The representation of the stress and strain tensors and the formulation of the boundary-value problem of linear elasticity in cylindrical coordinates is considered. The Cauchy equations of equilibrium, expressed in terms of stresses, the strain–displacement relations, the compatibility equations, the generalized Hooke's law, and the Navier equations of equilibrium, expressed in terms of displacements, are all cast in cylindrical coordinates. The axisymmetric boundary-value problem of a pressurized hollow cylinder with either open or closed ends is formulated and solved. The results are used to obtain the elastic fields for a pressurized circular hole in an infinite medium, and to solve a cylindrical shrink-fit problem. A pressurized hollow sphere and a spherical shrink-fit problem are also considered to illustrate the solution procedure in the case of problems with spherical symmetry.

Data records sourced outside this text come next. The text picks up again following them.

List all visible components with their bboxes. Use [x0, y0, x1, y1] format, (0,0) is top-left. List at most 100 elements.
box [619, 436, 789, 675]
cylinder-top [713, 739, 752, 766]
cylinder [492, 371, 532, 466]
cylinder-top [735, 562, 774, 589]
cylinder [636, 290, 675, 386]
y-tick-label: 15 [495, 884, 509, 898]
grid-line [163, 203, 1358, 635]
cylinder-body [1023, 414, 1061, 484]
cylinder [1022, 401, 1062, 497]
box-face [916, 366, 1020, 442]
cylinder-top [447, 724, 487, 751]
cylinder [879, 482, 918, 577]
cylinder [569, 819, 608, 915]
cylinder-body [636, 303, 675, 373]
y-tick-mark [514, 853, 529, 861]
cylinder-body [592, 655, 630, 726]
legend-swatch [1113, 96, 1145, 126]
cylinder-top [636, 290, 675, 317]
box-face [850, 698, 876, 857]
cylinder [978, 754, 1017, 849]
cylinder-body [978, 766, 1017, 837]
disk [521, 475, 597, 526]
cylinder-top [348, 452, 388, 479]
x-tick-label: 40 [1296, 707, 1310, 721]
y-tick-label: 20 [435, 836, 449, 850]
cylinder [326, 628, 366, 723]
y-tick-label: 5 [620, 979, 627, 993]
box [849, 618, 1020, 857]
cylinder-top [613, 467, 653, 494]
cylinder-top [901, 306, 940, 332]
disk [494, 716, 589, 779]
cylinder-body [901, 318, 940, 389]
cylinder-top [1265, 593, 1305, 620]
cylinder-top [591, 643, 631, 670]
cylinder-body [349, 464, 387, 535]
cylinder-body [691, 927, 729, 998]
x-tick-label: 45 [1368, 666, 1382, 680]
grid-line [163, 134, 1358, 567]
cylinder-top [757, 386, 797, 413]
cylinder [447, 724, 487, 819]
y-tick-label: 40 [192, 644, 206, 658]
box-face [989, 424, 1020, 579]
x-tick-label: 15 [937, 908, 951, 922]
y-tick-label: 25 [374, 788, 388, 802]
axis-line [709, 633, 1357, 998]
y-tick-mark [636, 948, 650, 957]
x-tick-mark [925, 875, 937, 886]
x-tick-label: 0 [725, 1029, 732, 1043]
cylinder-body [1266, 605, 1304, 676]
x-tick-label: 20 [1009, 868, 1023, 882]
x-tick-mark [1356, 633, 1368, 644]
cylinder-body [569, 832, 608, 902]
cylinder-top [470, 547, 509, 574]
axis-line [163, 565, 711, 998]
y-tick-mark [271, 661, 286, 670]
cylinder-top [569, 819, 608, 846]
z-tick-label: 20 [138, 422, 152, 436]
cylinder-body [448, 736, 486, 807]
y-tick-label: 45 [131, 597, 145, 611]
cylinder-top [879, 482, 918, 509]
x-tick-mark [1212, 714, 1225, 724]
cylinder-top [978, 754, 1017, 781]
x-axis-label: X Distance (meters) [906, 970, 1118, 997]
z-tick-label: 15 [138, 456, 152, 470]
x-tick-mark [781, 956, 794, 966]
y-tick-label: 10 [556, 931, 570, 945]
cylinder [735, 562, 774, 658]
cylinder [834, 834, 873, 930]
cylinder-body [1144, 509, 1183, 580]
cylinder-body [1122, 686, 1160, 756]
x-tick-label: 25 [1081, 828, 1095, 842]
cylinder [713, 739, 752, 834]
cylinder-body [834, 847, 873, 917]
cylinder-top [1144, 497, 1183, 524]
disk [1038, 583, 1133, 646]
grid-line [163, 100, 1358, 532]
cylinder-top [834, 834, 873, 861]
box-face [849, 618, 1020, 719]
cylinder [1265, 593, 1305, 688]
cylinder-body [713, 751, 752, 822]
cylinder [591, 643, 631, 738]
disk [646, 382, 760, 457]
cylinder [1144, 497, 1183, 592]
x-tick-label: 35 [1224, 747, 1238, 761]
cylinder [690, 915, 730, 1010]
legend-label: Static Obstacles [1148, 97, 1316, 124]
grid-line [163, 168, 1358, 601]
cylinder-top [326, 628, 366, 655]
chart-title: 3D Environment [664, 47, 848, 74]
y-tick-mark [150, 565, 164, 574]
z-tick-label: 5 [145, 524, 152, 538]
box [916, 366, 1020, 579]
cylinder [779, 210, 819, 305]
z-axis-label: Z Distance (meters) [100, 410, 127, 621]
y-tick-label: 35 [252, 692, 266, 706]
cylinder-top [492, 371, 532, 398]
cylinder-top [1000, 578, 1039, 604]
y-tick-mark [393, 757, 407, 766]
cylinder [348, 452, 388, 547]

Partial differential equations whose solution specifies the elastic response of a loaded body are summarized. If all boundary conditions are given in terms of tractions, the boundary-value problem can be specified entirely in terms of stresses. The governing differential equations are then the Cauchy equations of equilibrium and the Beltrami–Michell compatibility equations. If some of the boundary conditions are given in terms of the displacements, the boundary-value problem is formulated in terms of the displacement components through the Navier equations of equilibrium. The boundary conditions can be expressed in terms of displacements, or in terms of displacement gradients. Due to the linearity of all equations and boundary conditions, the principle of superposition applies in linear elasticity. The semi-inverse method of solution and the Saint-Venant principle are introduced and discussed. The solution procedure is illustrated in the analysis of the stretching of a prismatic bar by its own weight, thermal expansion of a compressed prismatic bar, pure bending of a prismatic bar, and torsion of a prismatic rod with a circular cross section.